Different spaces require different light colors. Choosing the right light source is also an important part of the lamp selection. The warm white light color temperature is about 3000K, and the light color is yellowish, which can create a warm lighting environment. Therefore, it has been applied more and more in home lighting and some engineering lighting fields.

Warm white LEDs can be achieved by: (1) blue LED + yellow phosphor + nitride red phosphor; (2) blue LED + single YAG orange powder; (3) blue LED + yellow phosphor + silicate orange Phosphor; (4) blue chip + yellow phosphor + red chip. Among them, the first scheme has high color rendering index and high stability, but the overall light efficiency is relatively low and the cost is high; the second scheme has high stability and low cost, but the color rendering index is low. The third scheme has lower cost and high luminous efficiency. It is the most advantageous light effect in all schemes at this stage, but the chemical stability of the silicate phosphor itself is relatively poor, and the color rendering index is low. The fourth scheme has high light efficiency and high color rendering index, but the cost is high, and it is difficult to control the color stability. Combining the advantages and disadvantages of various technical solutions, currently, Scheme 1 and Scheme 3 have gradually become mainstream. The former is mainly used in the indoor main lighting field because of its comprehensive advantages in light efficiency and color rendering index, while the latter is in terms of light efficiency. Significant advantages, currently used in indoor auxiliary lighting or outdoor lighting .
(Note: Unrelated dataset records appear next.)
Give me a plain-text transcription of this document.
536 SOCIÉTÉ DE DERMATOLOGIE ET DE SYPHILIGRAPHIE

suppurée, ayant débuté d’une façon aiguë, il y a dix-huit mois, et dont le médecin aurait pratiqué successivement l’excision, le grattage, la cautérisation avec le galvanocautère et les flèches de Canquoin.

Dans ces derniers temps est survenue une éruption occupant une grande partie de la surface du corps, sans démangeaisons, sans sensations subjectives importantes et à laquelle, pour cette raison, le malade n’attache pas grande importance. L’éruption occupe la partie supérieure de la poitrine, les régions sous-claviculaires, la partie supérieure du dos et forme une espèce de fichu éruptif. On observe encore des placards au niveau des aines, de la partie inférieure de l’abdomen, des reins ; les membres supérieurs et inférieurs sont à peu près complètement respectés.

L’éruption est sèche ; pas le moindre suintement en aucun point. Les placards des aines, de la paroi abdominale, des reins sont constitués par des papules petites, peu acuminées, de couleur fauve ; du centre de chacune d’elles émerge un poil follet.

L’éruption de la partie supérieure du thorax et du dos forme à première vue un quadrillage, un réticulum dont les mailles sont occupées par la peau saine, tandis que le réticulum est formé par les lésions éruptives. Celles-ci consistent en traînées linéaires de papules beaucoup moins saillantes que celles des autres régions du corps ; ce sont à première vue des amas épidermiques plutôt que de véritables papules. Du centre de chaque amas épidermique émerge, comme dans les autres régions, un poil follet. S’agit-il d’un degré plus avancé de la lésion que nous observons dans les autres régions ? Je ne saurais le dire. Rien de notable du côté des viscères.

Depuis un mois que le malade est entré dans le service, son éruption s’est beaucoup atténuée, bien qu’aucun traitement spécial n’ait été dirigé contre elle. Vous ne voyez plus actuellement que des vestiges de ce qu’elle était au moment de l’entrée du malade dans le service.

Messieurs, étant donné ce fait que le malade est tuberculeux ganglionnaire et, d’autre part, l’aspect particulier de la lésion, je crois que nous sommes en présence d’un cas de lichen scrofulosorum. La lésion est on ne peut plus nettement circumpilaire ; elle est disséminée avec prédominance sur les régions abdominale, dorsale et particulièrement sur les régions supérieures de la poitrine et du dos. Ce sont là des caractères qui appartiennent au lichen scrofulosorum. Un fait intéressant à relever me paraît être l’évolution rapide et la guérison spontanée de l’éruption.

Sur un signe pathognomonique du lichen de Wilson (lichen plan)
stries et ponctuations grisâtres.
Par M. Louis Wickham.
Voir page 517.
As a mainstream application solution for warm white LEDs, there are still many problems in the application that need to be continuously improved. One of the most common problems is that in the long-term work of the light source, the light color gradually drifts, and the color temperature gradually changes from warm white to positive white. This paper analyzes the system of color-changing lamp beads in order to discover the internal mechanism of color drift and provide a reference for proposing solutions.

2. Experimental methods

In this study, a number of 5050 lamp beads with discoloration were randomly selected from a group of soft-changing flexible strips. As shown in Figure 1, the lower row of color-changing lamp beads has been compared with the above-mentioned row of undiscolored lamp beads. Significant changes have occurred, from the original orange to yellow-green.

Figure 1 The color changing lamp beads are compared with the color changing lamp beads.

Four light sources were randomly taken from the colorless and discolored light source for data testing. The test data is shown in Table 1. Comparing the two sets of data, it can be seen that the x,y value of the color of the lamp after the discoloration changes significantly, the value of x becomes smaller, and the value of y increases, the color temperature also rises from 2940K to 4300K, and the improvement of light efficiency is It is caused by an increase in color temperature.

In order to further analyze the internal mechanism of the discoloration of the lamp bead, this paper uses the energy spectrum (EDS, model _______) for the colloid of the color changing lamp bead, the silver plating in the cup, the bracket soldering foot and other parts for elemental analysis, through these parts The analysis of the elemental changes explores the mechanism of discoloration of the lamp beads.